Friday, 21 December 2007

What should come first, critical mass or a business model?

Reid Hoffman, chairman and president of products at LinkedIn, recently said at a conference that web service companies should concentrate on building a critical mass of users before they worry about how to make money (I assume he’s referring to services where the concept of a ‘critical mass of users’ is important – such as those with a strong element of social networking and user generated content for example).

There are lots of successful companies that did not monetize their users until a long way down the line. Just look at the biggies: Google, YouTube, Facebook, Skype, LinkedIn, MySpace … and what is their primary business model? Advertising and premium services. Yet so many VCs keep telling me that the business model has to be nailed from the start, and by the way "advertising is not a business model." From what I can see, advertising is making lots of people very, very rich indeed. Advertising on the internet and mobile is exploding. Advertising certainly is a business model and a very lucrative one at that.

If you have the critical mass of users. Which is starting to sound like bubble1.0 again: then it was about getting as many visitors as possible to your portal, now it’s about getting as many members as possible in your social network.
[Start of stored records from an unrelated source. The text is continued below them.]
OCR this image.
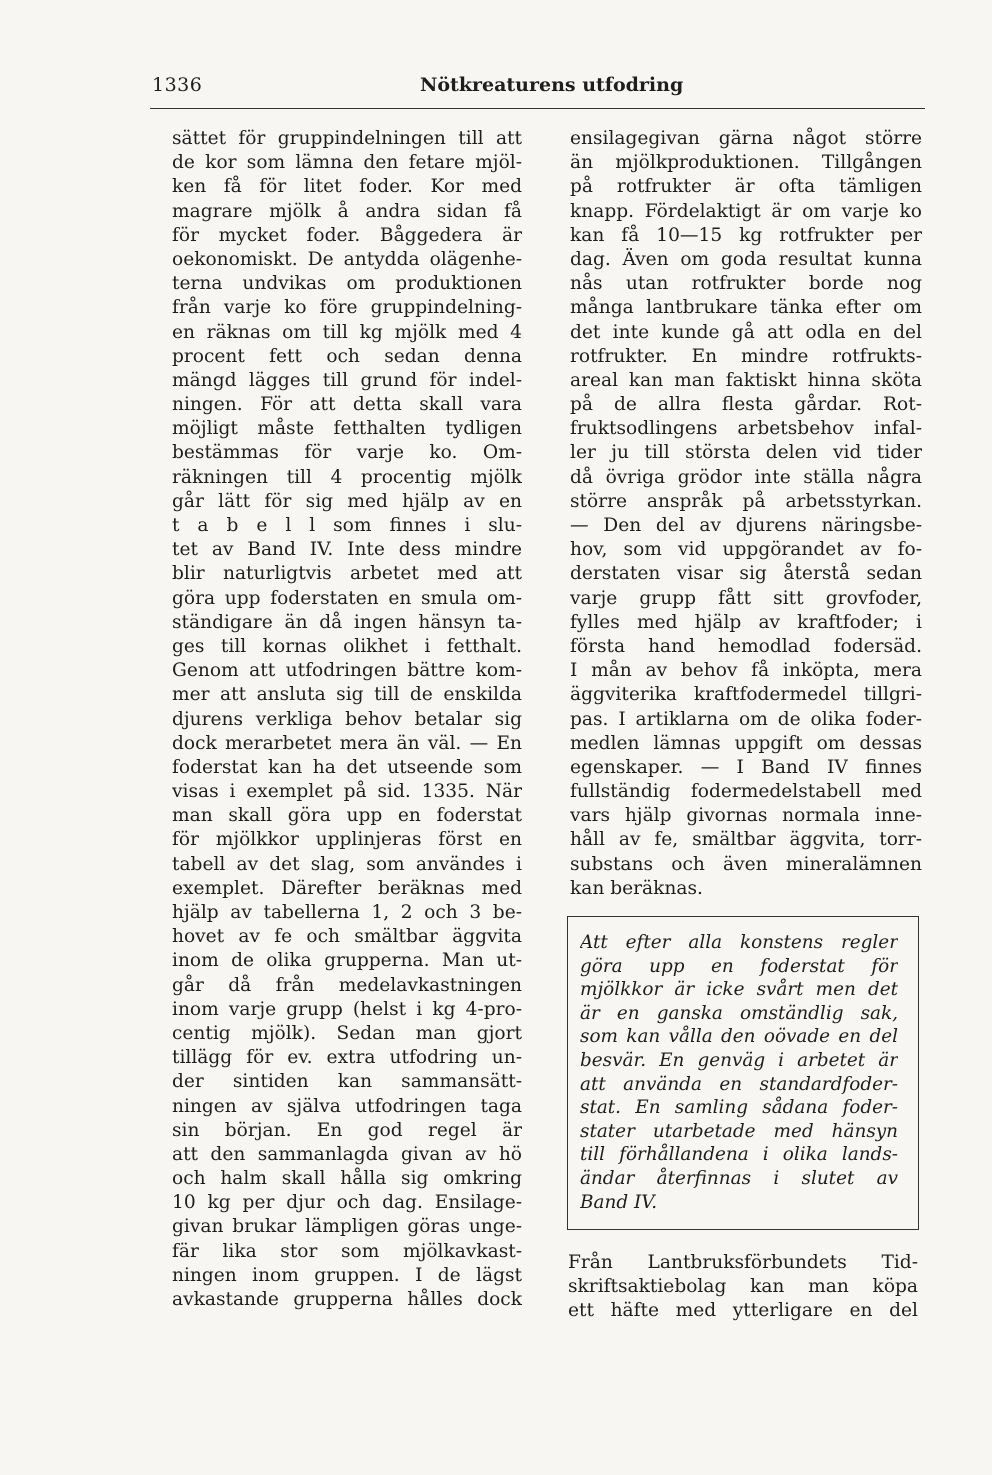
1336	Nötkreaturens utfodring
sättet för gruppindelningen till att
de kor som lämna den fetare mjöl-
ken få för litet foder. Kor med
magrare mjölk å andra sidan få
för mycket foder. Båggedera är
oekonomiskt. De antydda olägenhe-
terna undvikas om produktionen
från varje ko före gruppindelning-
en räknas om till kg mjölk med 4
procent fett och sedan denna
mängd lägges till grund för indel-
ningen. För att detta skall vara
möjligt måste fetthalten tydligen
bestämmas för varje ko. Om-
räkningen till 4 procentig mjölk
går lätt för sig med hjälp av en
t a b e l l som finnes i slu-
tet av Band IV. Inte dess mindre
blir naturligtvis arbetet med att
göra upp foderstaten en smula om-
ständigare än då ingen hänsyn ta-
ges till kornas olikhet i fetthalt.
Genom att utfodringen bättre kom-
mer att ansluta sig till de enskilda
djurens verkliga behov betalar sig
dock merarbetet mera än väl. — En
foderstat kan ha det utseende som
visas i exemplet på sid. 1335. När
man skall göra upp en foderstat
för mjölkkor upplinjeras först en
tabell av det slag, som användes i
exemplet. Därefter beräknas med
hjälp av tabellerna 1, 2 och 3 be-
hovet av fe och smältbar äggvita
inom de olika grupperna. Man ut-
går då från medelavkastningen
inom varje grupp (helst i kg 4-pro-
centig mjölk). Sedan man gjort
tillägg för ev. extra utfodring un-
der sintiden kan sammansätt-
ningen av själva utfodringen taga
sin början. En god regel är
att den sammanlagda givan av hö
och halm skall hålla sig omkring
10 kg per djur och dag. Ensilage-
givan brukar lämpligen göras unge-
fär lika stor som mjölkavkast-
ningen inom gruppen. I de lägst
avkastande grupperna hålles dock
ensilagegivan gärna något större
än mjölkproduktionen. Tillgången
på rotfrukter är ofta tämligen
knapp. Fördelaktigt är om varje ko
kan få 10—15 kg rotfrukter per
dag. Även om goda resultat kunna
nås utan rotfrukter borde nog
många lantbrukare tänka efter om
det inte kunde gå att odla en del
rotfrukter. En mindre rotfrukts-
areal kan man faktiskt hinna sköta
på de allra flesta gårdar. Rot-
fruktsodlingens arbetsbehov infal-
ler ju till största delen vid tider
då övriga grödor inte ställa några
större anspråk på arbetsstyrkan.
— Den del av djurens näringsbe-
hov, som vid uppgörandet av fo-
derstaten visar sig återstå sedan
varje grupp fått sitt grovfoder,
fylles med hjälp av kraftfoder; i
första hand hemodlad fodersäd.
I mån av behov få inköpta, mera
äggviterika kraftfodermedel tillgri-
pas. I artiklarna om de olika foder-
medlen lämnas uppgift om dessas
egenskaper. — I Band IV finnes
fullständig fodermedelstabell med
vars hjälp givornas normala inne-
håll av fe, smältbar äggvita, torr-
substans och även mineralämnen
kan beräknas.
Att efter alla konstens regler
göra upp en foderstat för
mjölkkor är icke svårt men det
är en ganska omständlig sak,
som kan vålla den oövade en del
besvär. En genväg i arbetet är
att använda en standardfoder-
stat. En samling sådana foder-
stater utarbetade med hänsyn
till förhållandena i olika lands-
ändar återfinnas i slutet av
Band IV.
Från Lantbruksförbundets Tid-
skriftsaktiebolag kan man köpa
ett häfte med ytterligare en del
It’s an improvement this time round, though, because users will be more engaged and you know intimate details about them such as the colour of their underpants. And a big company that already knows that this sort of thing works might buy you.

But since you’re not one of the first web2.0 companies that could attract lots of new members at a low cost because it was all so new and cool and there wasn’t much competition, there’s a tough challenge ahead: you need to expend lots of resources in the early stages to build critical mass with precious little return. To have the best chance, you need to develop partnerships that can enhance the service and bring more reach, have the resources to develop your offering faster than someone else can copy it, and make sure you’re in the right place at the right time. It’s a crowded market, and few will survive long enough to reach the tipping point.